Maywood buried its first slain police officer June 4, 1992, in an intensely personal ceremony befitting its 34-member police force and the affable, small-town ways of Officer John A. Hoglund.
The funeral – attended by hundreds of friends, relatives, and uniformed officers – also became a statement of police solidarity as the mourners in Downey’s Calvary Chapel were reminded of the politically tense and often hostile times in which Hoglund was killed.
“This year has not been unmarked by tragedy and today, we in law enforcement bond together as one large family,” said former Maywood officer Steve Nagy, one of two friends who eulogized Hoglund as a devoted patrolman and practical joker with a dry sense of humor.
“Don’t allow society to divide us,” Nagy pleaded in his eulogy, as dignitaries such as Los Angeles Police Chief Daryl F. Gates, Sheriff Sherman Block and District Attorney Ira Reiner looked on.
Hoglund, 47, was fatally shot May 29, 1992 when he responded to a silent alarm and encountered five armed robbers fleeing a neighborhood market. He had been riding alone – as patrol officers typically do in the small city seven miles south of downtown Los Angeles – and had no chance to draw his gun.
A 16-year police veteran who left accounting because he loved the streets more than numbers, Hoglund is the first officer shot to death in the line-of-duty in the Maywood Police Department’s 68-year history.
Three men have been charged with murder and robbery in Hoglund’s death and were being held without bail while sheriff’s deputies hunt for two more suspects.

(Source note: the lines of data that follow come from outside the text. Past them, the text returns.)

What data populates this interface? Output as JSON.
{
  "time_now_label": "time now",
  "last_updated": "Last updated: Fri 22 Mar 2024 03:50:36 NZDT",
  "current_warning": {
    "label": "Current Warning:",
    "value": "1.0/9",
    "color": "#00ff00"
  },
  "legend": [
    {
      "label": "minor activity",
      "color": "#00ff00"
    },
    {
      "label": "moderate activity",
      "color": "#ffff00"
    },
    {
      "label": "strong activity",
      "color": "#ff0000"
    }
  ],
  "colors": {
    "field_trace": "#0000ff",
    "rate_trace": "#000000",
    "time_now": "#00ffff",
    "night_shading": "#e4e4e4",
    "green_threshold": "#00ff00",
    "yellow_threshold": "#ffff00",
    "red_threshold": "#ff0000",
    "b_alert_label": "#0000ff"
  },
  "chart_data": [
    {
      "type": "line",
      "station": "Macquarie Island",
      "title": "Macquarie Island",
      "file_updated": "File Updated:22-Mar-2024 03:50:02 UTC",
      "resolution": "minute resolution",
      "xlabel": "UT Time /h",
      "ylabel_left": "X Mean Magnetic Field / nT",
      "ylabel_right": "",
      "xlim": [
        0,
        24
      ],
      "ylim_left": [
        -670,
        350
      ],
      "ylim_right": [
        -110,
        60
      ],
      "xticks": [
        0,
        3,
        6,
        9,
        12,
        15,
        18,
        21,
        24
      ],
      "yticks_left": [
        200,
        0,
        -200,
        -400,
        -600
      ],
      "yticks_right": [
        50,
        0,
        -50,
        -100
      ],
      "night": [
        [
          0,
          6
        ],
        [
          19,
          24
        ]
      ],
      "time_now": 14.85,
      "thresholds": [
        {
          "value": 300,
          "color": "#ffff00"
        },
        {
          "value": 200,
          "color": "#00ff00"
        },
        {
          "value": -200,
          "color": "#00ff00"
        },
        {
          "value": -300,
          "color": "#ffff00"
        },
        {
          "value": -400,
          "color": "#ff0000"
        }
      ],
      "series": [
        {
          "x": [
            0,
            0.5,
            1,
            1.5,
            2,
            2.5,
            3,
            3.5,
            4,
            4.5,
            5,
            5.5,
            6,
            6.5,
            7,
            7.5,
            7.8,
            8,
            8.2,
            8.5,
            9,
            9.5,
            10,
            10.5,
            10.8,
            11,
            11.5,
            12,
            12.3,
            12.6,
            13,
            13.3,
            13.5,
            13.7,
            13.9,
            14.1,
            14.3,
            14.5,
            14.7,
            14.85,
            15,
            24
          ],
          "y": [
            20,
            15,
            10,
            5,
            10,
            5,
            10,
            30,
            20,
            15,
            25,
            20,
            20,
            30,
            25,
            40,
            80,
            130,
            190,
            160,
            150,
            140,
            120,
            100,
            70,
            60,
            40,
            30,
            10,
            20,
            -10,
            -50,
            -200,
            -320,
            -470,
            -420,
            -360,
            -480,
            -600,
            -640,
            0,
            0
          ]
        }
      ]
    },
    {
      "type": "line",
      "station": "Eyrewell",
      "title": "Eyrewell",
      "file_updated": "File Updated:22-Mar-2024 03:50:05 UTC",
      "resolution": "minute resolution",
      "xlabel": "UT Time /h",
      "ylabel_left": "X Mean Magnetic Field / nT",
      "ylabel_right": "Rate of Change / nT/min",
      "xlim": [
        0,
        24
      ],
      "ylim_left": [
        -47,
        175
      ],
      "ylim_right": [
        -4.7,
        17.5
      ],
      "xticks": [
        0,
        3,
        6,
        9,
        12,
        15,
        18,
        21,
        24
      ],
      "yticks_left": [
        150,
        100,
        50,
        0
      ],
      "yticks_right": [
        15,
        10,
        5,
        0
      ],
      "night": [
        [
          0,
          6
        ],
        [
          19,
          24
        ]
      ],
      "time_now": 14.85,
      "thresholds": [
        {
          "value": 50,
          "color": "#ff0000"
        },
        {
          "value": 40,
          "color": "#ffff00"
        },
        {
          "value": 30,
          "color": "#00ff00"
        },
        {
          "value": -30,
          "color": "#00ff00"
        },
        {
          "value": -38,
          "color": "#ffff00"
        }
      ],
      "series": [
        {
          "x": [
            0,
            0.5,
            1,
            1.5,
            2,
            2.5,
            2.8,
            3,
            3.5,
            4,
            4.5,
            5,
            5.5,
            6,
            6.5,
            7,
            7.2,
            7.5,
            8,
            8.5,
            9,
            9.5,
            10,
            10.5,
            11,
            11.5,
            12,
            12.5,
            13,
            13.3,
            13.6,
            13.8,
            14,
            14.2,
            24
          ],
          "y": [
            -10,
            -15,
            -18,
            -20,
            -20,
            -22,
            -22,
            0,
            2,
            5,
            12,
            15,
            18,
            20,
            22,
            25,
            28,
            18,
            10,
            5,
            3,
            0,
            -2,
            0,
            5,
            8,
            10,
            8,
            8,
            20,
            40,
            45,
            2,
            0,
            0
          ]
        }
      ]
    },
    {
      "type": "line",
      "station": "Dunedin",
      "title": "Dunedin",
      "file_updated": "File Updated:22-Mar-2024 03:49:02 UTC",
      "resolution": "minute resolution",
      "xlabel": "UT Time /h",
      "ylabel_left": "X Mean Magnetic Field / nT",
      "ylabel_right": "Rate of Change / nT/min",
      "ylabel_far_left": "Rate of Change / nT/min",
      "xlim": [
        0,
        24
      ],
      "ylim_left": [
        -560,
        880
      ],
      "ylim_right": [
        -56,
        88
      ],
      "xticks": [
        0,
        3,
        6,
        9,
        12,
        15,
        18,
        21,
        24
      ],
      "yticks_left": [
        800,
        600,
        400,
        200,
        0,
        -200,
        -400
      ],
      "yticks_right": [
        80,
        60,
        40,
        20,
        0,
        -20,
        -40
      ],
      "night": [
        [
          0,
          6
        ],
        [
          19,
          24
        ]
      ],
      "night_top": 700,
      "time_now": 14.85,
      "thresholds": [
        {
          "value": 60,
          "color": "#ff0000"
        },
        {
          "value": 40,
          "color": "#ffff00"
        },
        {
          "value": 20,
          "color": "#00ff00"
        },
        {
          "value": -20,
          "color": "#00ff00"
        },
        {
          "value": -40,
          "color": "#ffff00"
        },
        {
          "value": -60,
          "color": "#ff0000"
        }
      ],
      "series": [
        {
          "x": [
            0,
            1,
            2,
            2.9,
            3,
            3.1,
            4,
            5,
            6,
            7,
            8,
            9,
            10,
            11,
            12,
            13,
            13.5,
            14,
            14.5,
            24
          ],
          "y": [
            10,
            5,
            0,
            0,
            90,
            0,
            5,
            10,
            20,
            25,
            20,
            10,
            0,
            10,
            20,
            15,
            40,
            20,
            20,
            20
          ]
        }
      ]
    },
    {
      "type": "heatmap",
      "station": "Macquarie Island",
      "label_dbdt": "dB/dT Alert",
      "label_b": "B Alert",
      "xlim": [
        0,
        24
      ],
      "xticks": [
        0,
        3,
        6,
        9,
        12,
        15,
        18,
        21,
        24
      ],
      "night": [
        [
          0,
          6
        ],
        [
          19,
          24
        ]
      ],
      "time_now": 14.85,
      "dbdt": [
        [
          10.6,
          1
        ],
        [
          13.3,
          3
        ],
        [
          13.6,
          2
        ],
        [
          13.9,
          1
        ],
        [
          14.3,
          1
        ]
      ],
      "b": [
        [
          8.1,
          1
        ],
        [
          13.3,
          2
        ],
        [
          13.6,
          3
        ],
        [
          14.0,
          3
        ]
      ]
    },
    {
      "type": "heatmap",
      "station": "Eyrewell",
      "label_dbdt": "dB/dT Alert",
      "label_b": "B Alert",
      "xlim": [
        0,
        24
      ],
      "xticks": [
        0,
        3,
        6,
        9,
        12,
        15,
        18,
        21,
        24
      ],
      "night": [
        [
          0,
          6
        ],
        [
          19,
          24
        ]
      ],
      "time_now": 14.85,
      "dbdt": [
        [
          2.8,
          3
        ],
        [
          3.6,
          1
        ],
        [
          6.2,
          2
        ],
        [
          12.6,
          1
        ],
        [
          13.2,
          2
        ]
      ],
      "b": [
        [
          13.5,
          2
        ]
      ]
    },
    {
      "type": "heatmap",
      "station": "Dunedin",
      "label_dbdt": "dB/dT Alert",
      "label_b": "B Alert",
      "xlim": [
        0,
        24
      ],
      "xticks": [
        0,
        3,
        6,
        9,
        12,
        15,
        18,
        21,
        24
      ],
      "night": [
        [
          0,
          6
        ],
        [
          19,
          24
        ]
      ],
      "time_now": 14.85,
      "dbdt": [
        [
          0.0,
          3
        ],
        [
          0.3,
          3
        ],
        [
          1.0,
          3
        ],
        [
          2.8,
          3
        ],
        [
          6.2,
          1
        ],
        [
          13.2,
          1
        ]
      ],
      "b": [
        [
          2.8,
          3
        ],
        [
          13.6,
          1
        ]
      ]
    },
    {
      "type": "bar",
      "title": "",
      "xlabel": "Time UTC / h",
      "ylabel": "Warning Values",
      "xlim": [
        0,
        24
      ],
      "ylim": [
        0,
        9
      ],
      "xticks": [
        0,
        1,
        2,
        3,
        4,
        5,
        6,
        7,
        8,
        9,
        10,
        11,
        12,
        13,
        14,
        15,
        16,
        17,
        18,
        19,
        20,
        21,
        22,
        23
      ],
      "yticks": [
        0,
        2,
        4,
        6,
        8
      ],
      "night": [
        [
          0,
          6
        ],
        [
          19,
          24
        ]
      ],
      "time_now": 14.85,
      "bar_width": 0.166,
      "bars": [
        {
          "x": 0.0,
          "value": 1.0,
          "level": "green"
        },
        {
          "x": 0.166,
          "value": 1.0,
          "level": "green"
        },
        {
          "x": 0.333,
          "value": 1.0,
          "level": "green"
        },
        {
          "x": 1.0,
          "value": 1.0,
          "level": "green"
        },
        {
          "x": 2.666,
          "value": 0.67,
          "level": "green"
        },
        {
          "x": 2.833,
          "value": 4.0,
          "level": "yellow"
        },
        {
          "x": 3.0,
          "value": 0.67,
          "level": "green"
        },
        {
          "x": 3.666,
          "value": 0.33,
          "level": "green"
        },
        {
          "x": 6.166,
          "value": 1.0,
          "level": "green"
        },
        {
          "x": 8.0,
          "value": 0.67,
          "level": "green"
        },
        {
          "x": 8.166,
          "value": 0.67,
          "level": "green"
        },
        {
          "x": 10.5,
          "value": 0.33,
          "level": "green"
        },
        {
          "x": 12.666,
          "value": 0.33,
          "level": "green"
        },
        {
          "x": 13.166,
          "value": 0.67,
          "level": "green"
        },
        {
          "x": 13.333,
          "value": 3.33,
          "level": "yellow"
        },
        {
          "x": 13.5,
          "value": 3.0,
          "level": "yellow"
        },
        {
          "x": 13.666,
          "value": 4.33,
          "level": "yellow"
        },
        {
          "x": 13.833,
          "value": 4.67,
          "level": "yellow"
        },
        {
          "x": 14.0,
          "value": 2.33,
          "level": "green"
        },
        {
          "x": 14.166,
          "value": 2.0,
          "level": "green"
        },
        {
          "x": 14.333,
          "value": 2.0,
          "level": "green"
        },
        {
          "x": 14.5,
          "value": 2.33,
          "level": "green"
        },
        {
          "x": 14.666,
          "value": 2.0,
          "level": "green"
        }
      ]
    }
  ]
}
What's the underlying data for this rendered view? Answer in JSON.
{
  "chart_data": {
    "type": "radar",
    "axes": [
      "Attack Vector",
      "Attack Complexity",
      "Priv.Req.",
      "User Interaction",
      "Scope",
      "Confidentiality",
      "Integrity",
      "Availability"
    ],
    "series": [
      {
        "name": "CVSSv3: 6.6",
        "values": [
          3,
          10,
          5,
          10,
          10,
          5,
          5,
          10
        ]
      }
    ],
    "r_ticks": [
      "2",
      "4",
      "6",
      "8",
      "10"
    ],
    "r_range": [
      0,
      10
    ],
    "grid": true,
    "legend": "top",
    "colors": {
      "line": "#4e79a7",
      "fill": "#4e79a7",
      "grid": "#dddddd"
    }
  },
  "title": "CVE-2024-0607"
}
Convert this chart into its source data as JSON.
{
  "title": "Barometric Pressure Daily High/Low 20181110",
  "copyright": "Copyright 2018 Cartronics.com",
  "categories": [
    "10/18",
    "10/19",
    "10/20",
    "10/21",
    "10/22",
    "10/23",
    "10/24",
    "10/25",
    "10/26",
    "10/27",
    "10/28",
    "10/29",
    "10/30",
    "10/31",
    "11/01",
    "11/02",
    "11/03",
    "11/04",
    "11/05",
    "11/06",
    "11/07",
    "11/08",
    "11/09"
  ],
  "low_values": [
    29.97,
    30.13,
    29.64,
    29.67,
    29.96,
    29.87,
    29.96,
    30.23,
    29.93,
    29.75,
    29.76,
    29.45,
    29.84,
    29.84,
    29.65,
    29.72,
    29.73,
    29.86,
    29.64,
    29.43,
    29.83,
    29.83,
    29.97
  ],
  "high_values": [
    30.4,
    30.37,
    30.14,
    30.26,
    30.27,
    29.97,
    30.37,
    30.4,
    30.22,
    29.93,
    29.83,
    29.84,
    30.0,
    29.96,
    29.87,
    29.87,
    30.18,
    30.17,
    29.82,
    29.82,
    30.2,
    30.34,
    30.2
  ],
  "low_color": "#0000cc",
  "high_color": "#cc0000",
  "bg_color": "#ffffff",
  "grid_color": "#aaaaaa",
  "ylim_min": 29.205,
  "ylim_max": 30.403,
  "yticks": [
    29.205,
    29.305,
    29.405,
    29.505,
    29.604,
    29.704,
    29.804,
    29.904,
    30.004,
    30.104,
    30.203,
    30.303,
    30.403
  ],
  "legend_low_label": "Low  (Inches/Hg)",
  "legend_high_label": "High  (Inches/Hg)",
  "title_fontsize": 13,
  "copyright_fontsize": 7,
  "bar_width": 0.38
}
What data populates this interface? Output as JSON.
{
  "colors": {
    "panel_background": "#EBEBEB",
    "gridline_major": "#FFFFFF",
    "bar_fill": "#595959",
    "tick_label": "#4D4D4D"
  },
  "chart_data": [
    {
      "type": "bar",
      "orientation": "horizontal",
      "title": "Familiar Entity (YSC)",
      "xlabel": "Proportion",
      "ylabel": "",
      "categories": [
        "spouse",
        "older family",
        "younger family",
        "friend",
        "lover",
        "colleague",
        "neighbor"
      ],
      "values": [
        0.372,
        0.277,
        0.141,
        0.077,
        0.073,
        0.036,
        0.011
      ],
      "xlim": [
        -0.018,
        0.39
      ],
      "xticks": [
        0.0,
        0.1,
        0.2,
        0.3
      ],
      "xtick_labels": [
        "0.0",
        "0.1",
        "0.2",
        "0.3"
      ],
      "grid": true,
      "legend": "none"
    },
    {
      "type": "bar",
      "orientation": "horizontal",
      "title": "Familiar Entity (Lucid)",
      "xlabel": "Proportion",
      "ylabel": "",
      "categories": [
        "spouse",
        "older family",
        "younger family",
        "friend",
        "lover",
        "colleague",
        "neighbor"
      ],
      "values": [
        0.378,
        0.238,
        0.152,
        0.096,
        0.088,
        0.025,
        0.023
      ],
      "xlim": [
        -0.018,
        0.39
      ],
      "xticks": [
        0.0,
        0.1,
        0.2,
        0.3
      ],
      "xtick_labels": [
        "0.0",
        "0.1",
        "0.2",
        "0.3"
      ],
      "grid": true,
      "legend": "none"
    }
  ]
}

Even in deceptively safe Maywood, Hoglund was aware of his job’s risks but still found the work irresistible, a friend and co-worker told mourners.
“There’s a love only a police officer can experience and savor – the love he has for the streets,” said Sgt. Ed Robison, his voice breaking. “This lover can be cruel and harsh. She will knock you down, beat you up, and make you come back to it day-after-day.”
“Last Friday, John Hoglund put on his badge and his gun and went out to meet his lover for the last time.”
But Robison and Nagy drew laughter as well as tears as they recalled the antics of the officer nicknamed Hogie. At times, Hoglund’s mother, three daughters and fiancee smiled and nodded as they sat together, holding hands.
A tireless worker who wrote so many traffic tickets that he was called Maywood’s secret weapon, Hoglund once chased three armed bandits down the Long Beach Freeway at such a rapid speed that he left Robison and other officers far behind. Then he got on his car radio and quipped, “It sure is getting lonely out here.”
“That was Hogie – cool and calm in the face of crisis,” Robison said. “If there’s any consolation to this tragedy it is knowing that Hogie died doing what he loved to do… He was a good cop.”
Nagy recalled a time when Hoglund’s co-workers paid him back for a practical joke by sewing shut his uniform’s pant legs and sleeves and then watching as he struggled to get dressed to rush off to a prearranged “emergency call.”
Though Hoglund’s funeral drew 2,500 mourners and bore the trappings of a formal police burial – solemn officers from around the state, police badges covered by black bands, a 500-vehicle procession – it was also marked by home-spun simplicity.
“I didn’t want to make this speech and still don’t,” said Ted Heidke, Maywood’s police chief. “This has been a very difficult time at Maywood,” he said. “We’re a very small department. We’re all really, truly a family.”
When Heidke presented Hoglund’s mother, Dorothy, with the flag that draped his coffin, she touched the chief’s cheek. Hoglund is also survived by his three daughters, Jeanette, 27; Deana, 22; and Laura, 19; and his fiancee, Theresa French, of Azusa.